我可以在 Oozie 中将 py spark 作为 shell 作业运行吗？答案

【问题标题】：Can I run py spark as a shell job in Oozie?我可以在 Oozie 中将 py spark 作为 shell 作业运行吗？
【发布时间】：2017-07-26 11:13:54
【问题描述】：

我有可以通过 spark-submit 运行的 python 脚本。我需要在 Oozie 中使用它。

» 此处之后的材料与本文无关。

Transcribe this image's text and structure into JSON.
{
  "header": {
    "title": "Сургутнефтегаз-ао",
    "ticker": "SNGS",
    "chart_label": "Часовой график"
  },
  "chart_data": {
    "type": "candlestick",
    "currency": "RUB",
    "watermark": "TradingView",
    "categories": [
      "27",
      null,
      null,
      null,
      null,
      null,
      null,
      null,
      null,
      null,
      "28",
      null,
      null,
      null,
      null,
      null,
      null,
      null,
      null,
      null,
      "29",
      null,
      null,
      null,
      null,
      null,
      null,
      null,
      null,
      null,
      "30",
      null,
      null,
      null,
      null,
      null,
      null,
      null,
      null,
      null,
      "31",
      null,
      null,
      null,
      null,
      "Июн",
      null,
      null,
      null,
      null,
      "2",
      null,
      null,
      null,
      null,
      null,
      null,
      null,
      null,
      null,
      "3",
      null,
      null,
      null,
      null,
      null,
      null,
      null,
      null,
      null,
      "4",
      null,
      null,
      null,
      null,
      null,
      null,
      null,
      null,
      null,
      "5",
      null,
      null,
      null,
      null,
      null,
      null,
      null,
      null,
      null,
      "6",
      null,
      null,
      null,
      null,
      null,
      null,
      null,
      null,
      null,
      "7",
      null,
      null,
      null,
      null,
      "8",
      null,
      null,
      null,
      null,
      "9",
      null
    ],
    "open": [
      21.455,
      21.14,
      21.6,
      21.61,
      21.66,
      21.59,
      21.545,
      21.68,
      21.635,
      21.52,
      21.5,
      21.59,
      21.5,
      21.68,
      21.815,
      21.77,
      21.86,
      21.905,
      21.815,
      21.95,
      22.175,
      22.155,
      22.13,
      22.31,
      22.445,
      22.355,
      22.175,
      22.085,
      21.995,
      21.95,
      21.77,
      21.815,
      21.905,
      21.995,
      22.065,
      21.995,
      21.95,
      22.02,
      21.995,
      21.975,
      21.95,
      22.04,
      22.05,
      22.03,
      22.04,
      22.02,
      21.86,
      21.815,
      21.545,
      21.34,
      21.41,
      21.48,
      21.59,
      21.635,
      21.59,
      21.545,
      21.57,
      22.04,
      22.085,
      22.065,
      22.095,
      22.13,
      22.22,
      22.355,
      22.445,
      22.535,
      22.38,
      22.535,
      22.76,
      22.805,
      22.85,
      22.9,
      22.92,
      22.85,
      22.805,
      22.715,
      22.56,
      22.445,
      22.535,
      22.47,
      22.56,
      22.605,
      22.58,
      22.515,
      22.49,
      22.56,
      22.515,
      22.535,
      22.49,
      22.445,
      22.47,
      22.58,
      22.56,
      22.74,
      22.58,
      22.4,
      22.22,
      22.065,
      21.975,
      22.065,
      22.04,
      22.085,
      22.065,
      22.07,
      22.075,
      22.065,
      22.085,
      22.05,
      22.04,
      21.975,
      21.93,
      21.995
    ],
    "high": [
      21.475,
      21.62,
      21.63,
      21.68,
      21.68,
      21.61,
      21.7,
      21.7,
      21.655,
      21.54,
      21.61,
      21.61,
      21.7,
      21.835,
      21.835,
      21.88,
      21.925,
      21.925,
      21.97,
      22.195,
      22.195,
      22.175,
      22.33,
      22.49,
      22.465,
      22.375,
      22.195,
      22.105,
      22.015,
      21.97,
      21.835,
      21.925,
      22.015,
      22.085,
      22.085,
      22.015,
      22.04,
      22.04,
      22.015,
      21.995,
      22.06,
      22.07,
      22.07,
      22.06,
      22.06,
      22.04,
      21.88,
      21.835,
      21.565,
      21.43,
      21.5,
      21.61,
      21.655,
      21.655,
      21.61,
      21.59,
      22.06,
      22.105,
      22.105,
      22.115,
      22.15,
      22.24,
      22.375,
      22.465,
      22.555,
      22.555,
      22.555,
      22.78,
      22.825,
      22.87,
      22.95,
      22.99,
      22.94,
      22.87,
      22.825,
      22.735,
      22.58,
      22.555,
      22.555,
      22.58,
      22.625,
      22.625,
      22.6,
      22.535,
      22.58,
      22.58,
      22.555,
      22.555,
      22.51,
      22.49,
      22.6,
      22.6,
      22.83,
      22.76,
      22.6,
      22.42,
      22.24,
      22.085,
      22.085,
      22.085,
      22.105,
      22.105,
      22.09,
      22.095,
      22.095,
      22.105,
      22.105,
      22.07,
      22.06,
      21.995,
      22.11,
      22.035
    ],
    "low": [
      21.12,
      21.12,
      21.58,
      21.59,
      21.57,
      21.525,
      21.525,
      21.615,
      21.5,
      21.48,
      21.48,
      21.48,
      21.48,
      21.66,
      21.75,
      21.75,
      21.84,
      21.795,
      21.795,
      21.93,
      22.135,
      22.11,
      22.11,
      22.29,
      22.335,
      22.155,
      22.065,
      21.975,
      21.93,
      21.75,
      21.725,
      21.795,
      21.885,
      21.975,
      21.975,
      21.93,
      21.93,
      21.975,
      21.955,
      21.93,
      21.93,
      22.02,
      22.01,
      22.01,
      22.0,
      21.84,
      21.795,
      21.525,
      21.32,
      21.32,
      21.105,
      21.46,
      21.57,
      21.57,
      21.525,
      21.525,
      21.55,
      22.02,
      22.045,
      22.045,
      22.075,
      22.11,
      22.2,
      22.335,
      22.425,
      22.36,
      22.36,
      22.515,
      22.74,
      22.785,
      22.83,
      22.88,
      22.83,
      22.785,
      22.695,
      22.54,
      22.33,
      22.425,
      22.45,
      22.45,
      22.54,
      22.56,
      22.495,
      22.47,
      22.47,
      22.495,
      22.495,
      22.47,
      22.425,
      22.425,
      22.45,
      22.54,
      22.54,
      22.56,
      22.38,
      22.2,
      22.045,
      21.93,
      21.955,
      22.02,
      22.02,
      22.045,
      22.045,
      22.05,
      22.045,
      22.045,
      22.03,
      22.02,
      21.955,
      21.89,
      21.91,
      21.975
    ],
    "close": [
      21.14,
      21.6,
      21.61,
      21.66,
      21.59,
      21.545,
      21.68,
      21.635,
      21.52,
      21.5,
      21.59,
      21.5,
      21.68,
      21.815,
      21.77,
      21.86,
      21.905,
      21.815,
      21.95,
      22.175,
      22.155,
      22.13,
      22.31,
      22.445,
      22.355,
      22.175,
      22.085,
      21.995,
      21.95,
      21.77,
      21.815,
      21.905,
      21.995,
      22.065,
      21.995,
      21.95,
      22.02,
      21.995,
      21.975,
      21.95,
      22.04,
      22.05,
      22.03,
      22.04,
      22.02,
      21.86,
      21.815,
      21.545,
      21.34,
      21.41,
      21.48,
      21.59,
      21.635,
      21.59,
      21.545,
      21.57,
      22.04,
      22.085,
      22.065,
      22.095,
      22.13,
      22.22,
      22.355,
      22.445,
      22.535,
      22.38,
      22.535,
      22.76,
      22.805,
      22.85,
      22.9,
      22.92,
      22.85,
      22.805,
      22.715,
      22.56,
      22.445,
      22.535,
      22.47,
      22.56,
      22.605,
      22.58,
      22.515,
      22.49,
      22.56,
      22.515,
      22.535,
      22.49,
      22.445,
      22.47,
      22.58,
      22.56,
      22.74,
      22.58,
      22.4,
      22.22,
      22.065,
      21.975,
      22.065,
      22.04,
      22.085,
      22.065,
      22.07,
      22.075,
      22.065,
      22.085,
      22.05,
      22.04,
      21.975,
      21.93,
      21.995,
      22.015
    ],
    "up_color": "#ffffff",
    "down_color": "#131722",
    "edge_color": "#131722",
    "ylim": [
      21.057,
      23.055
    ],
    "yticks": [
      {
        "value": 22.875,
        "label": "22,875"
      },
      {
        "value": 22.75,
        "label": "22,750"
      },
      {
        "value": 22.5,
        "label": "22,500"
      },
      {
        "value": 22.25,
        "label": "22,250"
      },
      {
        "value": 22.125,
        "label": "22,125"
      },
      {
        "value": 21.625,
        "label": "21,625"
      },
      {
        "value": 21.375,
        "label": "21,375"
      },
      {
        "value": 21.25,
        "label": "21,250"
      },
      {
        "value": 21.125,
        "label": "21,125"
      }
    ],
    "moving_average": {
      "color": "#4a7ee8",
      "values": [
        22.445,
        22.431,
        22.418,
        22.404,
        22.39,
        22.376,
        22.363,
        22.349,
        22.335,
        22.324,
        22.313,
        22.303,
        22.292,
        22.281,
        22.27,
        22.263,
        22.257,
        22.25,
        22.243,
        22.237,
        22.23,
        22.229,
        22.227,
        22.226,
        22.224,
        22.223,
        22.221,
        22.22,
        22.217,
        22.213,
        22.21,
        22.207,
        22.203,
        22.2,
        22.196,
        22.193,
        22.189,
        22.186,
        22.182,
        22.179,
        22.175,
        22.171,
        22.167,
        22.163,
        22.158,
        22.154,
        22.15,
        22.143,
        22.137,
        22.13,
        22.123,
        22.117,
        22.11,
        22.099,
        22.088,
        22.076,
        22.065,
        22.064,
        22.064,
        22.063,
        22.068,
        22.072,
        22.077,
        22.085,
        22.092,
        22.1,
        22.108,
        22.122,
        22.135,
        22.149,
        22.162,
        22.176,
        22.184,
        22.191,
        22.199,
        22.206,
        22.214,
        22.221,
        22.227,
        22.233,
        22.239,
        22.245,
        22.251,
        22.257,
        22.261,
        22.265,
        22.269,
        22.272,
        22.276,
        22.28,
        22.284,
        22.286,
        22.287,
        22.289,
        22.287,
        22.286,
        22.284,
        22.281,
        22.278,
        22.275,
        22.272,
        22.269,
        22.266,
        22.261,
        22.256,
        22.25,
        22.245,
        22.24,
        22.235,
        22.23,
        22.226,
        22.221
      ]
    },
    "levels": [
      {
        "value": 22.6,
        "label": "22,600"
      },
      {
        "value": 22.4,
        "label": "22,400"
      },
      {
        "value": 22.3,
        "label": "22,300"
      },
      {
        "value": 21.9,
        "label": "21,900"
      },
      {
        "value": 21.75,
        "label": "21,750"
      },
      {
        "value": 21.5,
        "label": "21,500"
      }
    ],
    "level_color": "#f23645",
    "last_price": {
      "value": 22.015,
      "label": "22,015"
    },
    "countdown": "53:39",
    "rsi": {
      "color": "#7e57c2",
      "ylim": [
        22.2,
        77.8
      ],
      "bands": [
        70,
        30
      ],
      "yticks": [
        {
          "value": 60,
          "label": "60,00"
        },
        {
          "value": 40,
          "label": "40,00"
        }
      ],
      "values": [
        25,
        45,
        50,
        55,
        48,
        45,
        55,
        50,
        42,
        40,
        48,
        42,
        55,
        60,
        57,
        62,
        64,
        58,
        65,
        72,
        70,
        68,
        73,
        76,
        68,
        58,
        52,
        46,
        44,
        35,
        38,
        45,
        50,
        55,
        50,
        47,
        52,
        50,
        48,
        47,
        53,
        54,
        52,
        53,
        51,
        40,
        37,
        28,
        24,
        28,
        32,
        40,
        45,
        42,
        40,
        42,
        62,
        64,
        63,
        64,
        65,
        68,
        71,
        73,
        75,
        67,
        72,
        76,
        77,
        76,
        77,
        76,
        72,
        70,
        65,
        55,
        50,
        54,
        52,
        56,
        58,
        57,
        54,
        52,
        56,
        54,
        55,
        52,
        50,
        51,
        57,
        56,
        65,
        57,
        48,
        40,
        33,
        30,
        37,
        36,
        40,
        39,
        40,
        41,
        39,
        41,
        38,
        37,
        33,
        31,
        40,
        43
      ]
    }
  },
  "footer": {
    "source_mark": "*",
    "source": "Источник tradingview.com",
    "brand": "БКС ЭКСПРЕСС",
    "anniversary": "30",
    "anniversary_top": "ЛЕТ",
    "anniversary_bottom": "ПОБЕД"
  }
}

<!-- move files from local disk to hdfs -->
<action name="forceLoadFromLocal2hdfs">
<shell xmlns="uri:oozie:shell-action:0.3">
  <job-tracker>${jobTracker}</job-tracker>
  <name-node>${nameNode}</name-node>
  <configuration>
    <property>
      <name>mapred.job.queue.name</name>
      <value>${queueName}</value>
    </property>
  </configuration>
  <exec>driver-script.sh</exec>
<!-- single -->
  <argument>s</argument>
<!-- py script -->
  <argument>load_local_2_hdfs.py</argument>
<!-- local file to be moved-->
  <argument>localPathFile</argument>
<!-- hdfs destination folder, be aware of, script is deleting existing folder! -->
  <argument>hdfFolder</argument>
  <file>${workflowRoot}driver-script.sh#driver-script.sh</file>
  <file>${workflowRoot}load_local_2_hdfs.py#load_local_2_hdfs.py</file>
</shell>
<ok to="end"/>
<error to="killAction"/> 
</action>

脚本本身通过 driver-script.sh 运行良好。通过oozie，即使工作流的状态是SUCCEEDED，文件也不会复制到hdfs。我找不到任何错误日志或 pyspark 作业的相关日志。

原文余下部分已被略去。